Tilman Schreiber stellte Fragen an den Schluss und zog vorsichtig einige Konsequenzen: Ist die Mitte der Gesellschaft verstummt, angesichts der Kriege in der Ukraine und in Gaza, angesichts antidemokratischer Tendenzen bei uns? Ist die Sprache der Gewalt so laut, dass die Sprache der Liebe lächerlich erscheint? Die Kirchen sollten die Stimme der Feindesliebe erheben. Die Ohren öffnen für das Leid, die Schreie der Opfer, auch für die Feinde. Sprachfähig werden für die Sprache der Liebe. Die Fürbitte sollte einen festen Platz im Gottesdienst haben und möglichst konkret werden.
Nach seinem Vortrag folgte Betroffenheit und Schweigen.

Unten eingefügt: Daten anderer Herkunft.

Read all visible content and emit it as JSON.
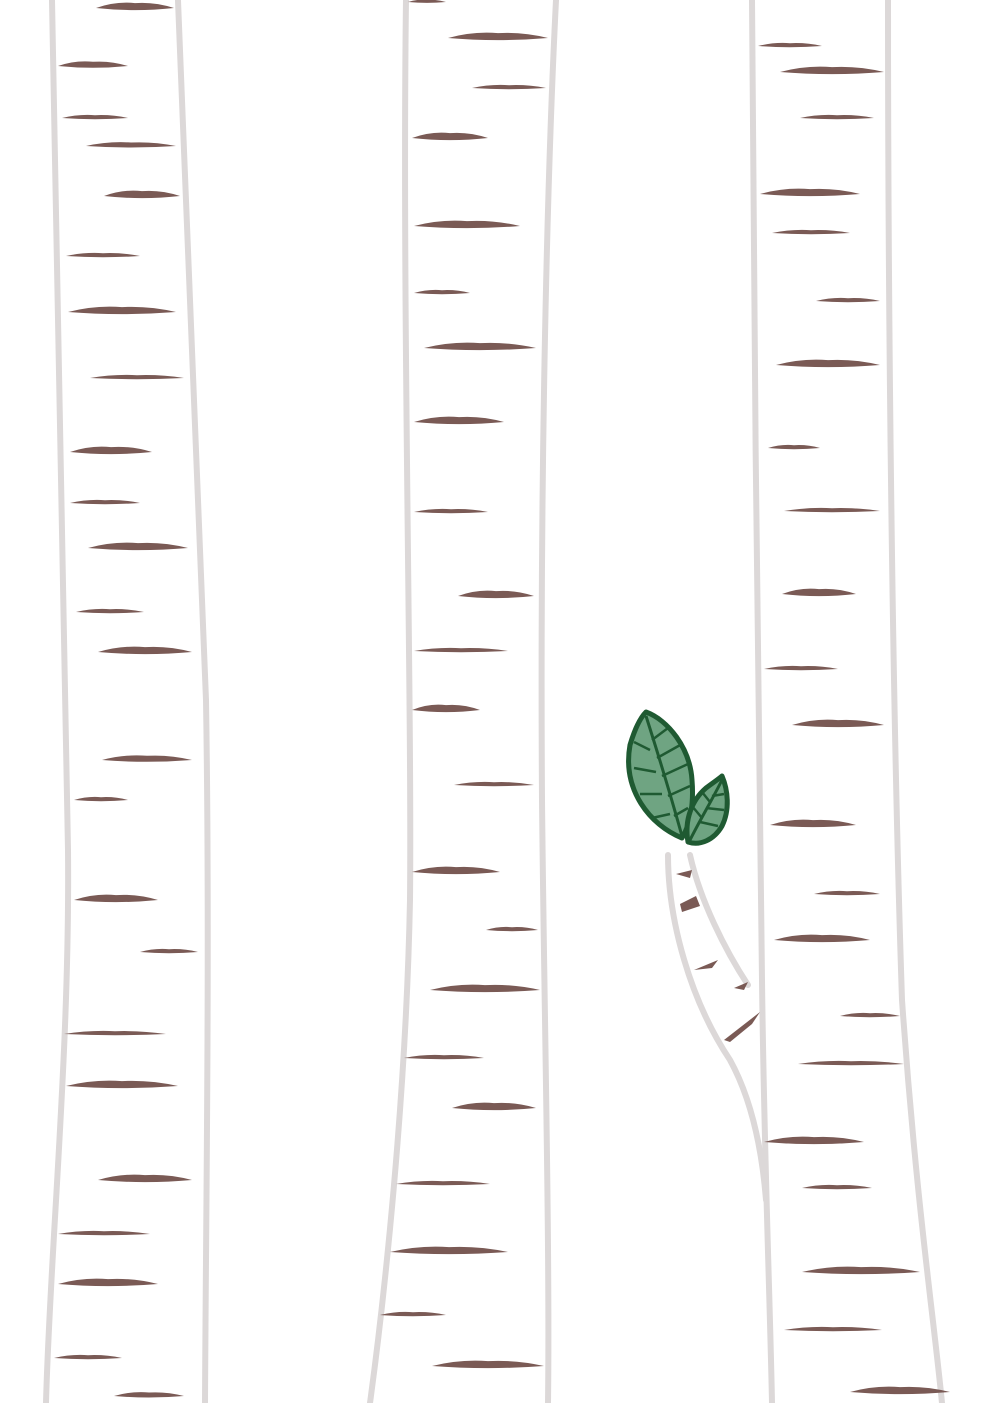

Bedenkenswertes und Hilfreiches kam in der nachfolgenden Diskussion zur Sprache. Wie sieht es mit der Feindesliebe aus? Was hilft allen, auch dem Feind weiter? Wieviel Opferbereitschaft bringen wir mit? Es gibt Zeit zum Reden und Zeit zum Schweigen. Das Gebot der Feindesliebe umsetzen, erstmal in unseren Gemeinden. In kleinen Kreisen ins Gespräch kommen über unsere Wut, unseren Schmerz, und darüber, was Hass und Gewalt in uns selber anrichten. Nicht konform gehen mit den Stimmungen der Zeit, sondern mit der Botschaft Jesu, mit unserem Glauben.
Drei Mitwirkende brachten unsere Fürbitten vor Gott begleitet vom gesungen „Kyrie-eleison“.
Als ein neues Element des M-L-King-Tages trugen einige Teilnehmer vorbereitete Karten mit dem Friedensgebet in die Nachbarschaft.
Nach dem Segen wurden alle eingeladen zum Imbiss bei vielen persönlichen Begegnungen.
Der MLKing-Tag 2024 war beeindruckend und herausfordernd und wird noch lange nachwirken.